Location
- Country: Serbia

Physical characteristics
- • location: Gledićke planine mountains, central Serbia (as Dulenska reka)
- • elevation: 793 m (2,602 ft)
- • location: Velika Morava, east of Jagodina, Serbia
- • coordinates: 44°00′50″N 21°18′10″E﻿ / ﻿44.0138°N 21.3028°E
- Length: 57 km (35 mi)
- Basin size: 446 km^{2} (172 sq mi)

Basin features
- Progression: Great Morava→ Danube→ Black Sea

= Lugomir =

The Lugomir (Serbian Cyrillic: Лугомир) is a river in central Serbia, a 57 km-long right tributary to the Velika Morava river. It flows through many villages including Majur.

== Origin ==

The Lugomir originates from two headstreams, the Dulenska reka and the Županjevačka reka.

The shorter headstream of Županjevačka reka (Cyrillic: Жупањевачка река) originates from the mountain of Gledićke planine in southern Šumadija region of central Serbia. Its spring is just some 500 m away from the source of Lugomir's another headstream, the Dulenska reka. The river first flows to the east, next to the villages of Nadrlje, Županjevac, Dragovo and Belušić. At this point, the Županjevačka reka reaches the Juhor mountain, turns north along the Juhor's western slopes, and after the village of Beočić meets the Dulenska reka.

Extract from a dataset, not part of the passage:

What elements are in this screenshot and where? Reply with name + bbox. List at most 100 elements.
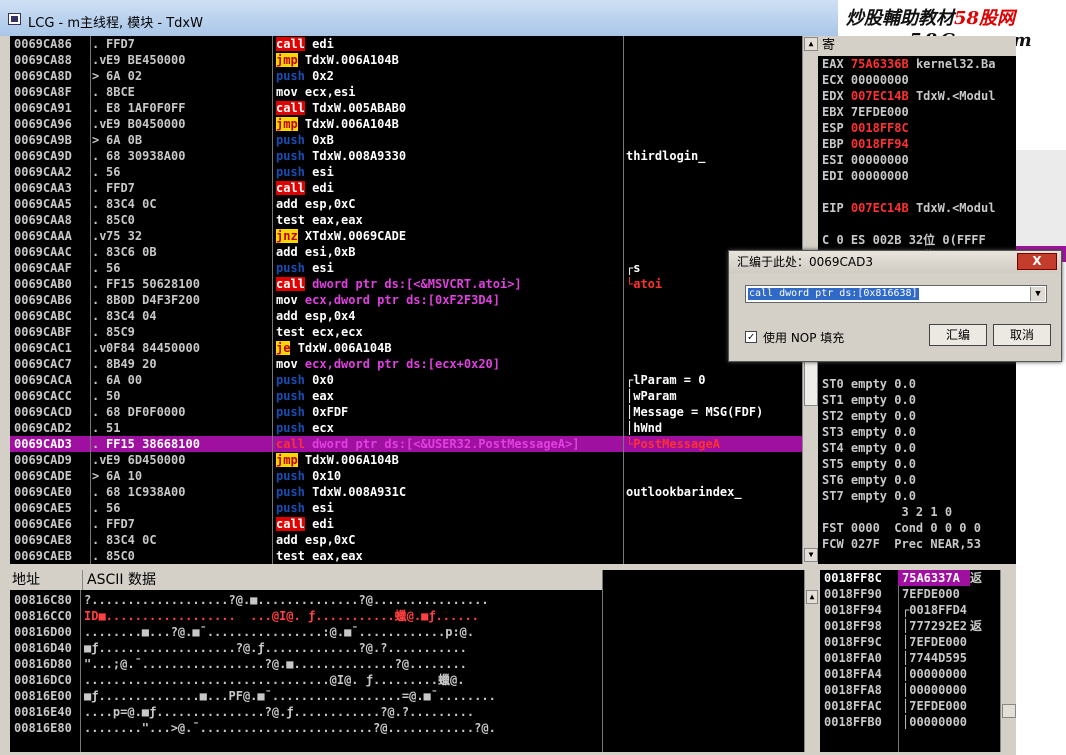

The longer headstream of Dulenska reka (37,5 km; Cyrillic: Дуленска река) also originates from the mountain of Gledićke planine at an altitude of 793 m (Gomila peak), but flows northward. At the village of Dulene the river is dammed by the temporary (but still functioning) 7-meter high filled dam in 1964. The artificial lake Dulene (Dulensko jezero; Cyrillic: Дуленско језеро) is created, with an altitude of 435 m, a tunnel was dug through the Gledićke planine and pipeline with pumps set to take water out into another artificial lake of Grošnica which is used for the supplying of the city of Kragujevac with water.

The river turns east, receives the Pčelička reka from the left at the village of Velike Pčelice and flows through the small town and municipal seat of Rekovac where it turns south. At the villages of Tečić, Vukmanovac and Loćika, the Dulenska reka forms a small arc and turns northward in the narrow valley on the western slopes of the Juhor mountain, where it meets the Županjevačka reka at the village of Dragoševac.

== Length and Location ==

The Lugomir proper is 19,5 km long. The river continues in the northeast direction of the Dulenska reka, along the western side of the Juhor, and enters the region of Veliko Pomoravlje. It flows through the villages of Kolare, Bresje and Majur and the southern outskirts of the town of Jagodina. After it is crossed by the Belgrade-Niš highway, the Lugomir empties into the Velika Morava near the village of Ribare.

The Lugomir drains an area of 446 km^{2}, belongs to the Black Sea drainage basin and is not navigable.